Bournemouth’s Alex Scott and Tyler Adams are on the list. So is Fulham’s Sander Berge. Crystal Palace’s Adam Wharton has been watched closely, as have Wolves’ João Gomes, AS Roma’s Manu Koné and Lille’s 18-year-old Morocco international Ayyoub Bouaddi, one of the breakout stories of the World Cup.
Real Madrid’s Eduardo Camavinga has been offered to a number of Premier League clubs, with United among those made aware of his potential availability. Brighton & Hove Albion’s Carlos Baleba, a player United enquired about last summer, remains a more complicated case. Brighton indicated then that any deal would require an initial fee in the region of the £100 million Chelsea paid for Moisés Caicedo in 2023. That kind of figure sits firmly in the “only if everything else is perfect” category.
Beyond midfield: gaps still to fill
The squad surgery does not end in the middle of the pitch. United still want a left-sided player — either a full back or a winger — and a second striker to ease the load up front.
In goal, Wales international Karl Darlow, 25, is expected to join from Leeds United as experienced cover for current No.1 Senne Lammens. It is not a headline signing, but it is the sort of detail work United know they must get right as the physical demands ramp up next season.
Champions League football changes the landscape. The starting XI needs more quality to compete with Europe’s elite. The bench needs more depth to cope with the extra games and intensity. United know that last season’s third-place finish cannot be a high-water mark; it has to be a platform.
Calm in the noise — for now
Outside the club, the mood is mixed. A section of the fanbase expected a statement midfield signing by now, a single name to anchor the summer narrative. That player has not arrived.
Inside, the tone is different. Sources insist Berrada and director of football Jason Wilcox have made a conscious effort to stay calm, to resist the panic that has defined too many previous windows. They talk about avoiding the wrong deals with the same weight as landing the right ones.

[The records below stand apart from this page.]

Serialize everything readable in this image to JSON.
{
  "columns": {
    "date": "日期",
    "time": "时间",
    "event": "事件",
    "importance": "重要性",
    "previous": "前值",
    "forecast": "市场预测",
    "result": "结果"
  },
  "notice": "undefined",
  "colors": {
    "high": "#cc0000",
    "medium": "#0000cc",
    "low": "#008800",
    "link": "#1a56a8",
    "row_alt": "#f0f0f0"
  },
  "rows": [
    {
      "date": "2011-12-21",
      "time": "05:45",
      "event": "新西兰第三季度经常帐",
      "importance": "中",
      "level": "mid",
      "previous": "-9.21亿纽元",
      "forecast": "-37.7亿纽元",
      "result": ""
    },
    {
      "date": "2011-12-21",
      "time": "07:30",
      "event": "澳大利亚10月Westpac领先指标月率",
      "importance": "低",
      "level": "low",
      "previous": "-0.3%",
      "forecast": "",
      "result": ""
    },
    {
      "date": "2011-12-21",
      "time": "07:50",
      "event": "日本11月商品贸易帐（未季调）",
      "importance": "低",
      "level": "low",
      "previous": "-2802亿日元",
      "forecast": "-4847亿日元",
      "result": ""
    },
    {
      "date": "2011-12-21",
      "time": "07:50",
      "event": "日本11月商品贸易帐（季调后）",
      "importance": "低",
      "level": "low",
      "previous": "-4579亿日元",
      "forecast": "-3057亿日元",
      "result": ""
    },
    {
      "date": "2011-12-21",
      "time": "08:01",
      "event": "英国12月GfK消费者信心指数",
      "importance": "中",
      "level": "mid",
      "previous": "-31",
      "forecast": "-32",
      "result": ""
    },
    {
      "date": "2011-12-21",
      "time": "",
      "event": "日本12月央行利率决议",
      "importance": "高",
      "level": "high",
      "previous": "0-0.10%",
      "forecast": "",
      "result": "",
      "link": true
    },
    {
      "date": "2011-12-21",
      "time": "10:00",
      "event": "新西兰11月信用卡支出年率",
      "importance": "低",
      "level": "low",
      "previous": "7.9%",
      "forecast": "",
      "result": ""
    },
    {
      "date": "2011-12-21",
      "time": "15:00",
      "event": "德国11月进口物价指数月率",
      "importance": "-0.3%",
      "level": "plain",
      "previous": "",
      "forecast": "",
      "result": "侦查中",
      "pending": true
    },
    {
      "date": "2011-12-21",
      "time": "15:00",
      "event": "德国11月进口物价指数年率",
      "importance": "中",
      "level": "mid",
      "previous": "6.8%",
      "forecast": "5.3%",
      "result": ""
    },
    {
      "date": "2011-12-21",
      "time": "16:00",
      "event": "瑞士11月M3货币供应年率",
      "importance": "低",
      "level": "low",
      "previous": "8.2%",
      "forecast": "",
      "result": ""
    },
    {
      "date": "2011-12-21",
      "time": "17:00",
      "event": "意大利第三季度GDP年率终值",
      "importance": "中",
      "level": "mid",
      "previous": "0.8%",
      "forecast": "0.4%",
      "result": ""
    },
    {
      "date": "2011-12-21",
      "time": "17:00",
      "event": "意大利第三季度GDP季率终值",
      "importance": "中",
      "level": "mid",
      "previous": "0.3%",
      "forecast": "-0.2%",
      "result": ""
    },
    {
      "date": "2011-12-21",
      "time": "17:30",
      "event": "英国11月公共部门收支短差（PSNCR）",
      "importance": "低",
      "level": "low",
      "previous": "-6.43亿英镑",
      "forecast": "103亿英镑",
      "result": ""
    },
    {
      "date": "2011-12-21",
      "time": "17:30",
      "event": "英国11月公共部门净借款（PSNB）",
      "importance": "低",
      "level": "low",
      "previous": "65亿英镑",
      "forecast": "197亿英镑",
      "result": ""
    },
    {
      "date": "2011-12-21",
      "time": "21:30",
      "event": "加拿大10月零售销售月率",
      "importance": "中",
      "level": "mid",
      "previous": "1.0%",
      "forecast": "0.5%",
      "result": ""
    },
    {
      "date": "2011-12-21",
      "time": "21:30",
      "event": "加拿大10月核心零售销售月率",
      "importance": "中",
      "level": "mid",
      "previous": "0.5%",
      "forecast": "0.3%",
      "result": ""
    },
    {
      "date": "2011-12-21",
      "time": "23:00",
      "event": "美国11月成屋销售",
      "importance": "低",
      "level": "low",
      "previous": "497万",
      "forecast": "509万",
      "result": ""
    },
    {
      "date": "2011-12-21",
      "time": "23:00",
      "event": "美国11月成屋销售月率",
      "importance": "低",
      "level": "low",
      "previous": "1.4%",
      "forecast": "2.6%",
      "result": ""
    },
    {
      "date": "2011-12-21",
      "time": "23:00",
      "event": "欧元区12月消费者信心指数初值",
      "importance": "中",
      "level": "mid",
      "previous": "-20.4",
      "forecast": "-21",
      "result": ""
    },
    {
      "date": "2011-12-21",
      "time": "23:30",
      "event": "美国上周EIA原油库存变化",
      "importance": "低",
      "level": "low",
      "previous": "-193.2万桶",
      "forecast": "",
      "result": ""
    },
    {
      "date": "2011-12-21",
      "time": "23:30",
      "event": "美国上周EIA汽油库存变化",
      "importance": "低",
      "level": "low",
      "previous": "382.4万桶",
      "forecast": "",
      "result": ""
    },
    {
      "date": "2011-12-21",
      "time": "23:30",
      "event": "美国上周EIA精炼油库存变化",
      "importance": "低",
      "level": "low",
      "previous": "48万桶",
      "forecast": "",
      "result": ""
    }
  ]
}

There are still six weeks until the Premier League kicks off on Aug. 22 and seven until the window closes on Sept. 1. Time, in theory, is on their side. But the market moves quickly, and United have already felt how quickly plans can unravel.
The best-laid blueprint has been redrawn several times. The question now is whether this more disciplined, more selective United can turn a summer of setbacks into a squad strong enough to justify all that patience when the real games start.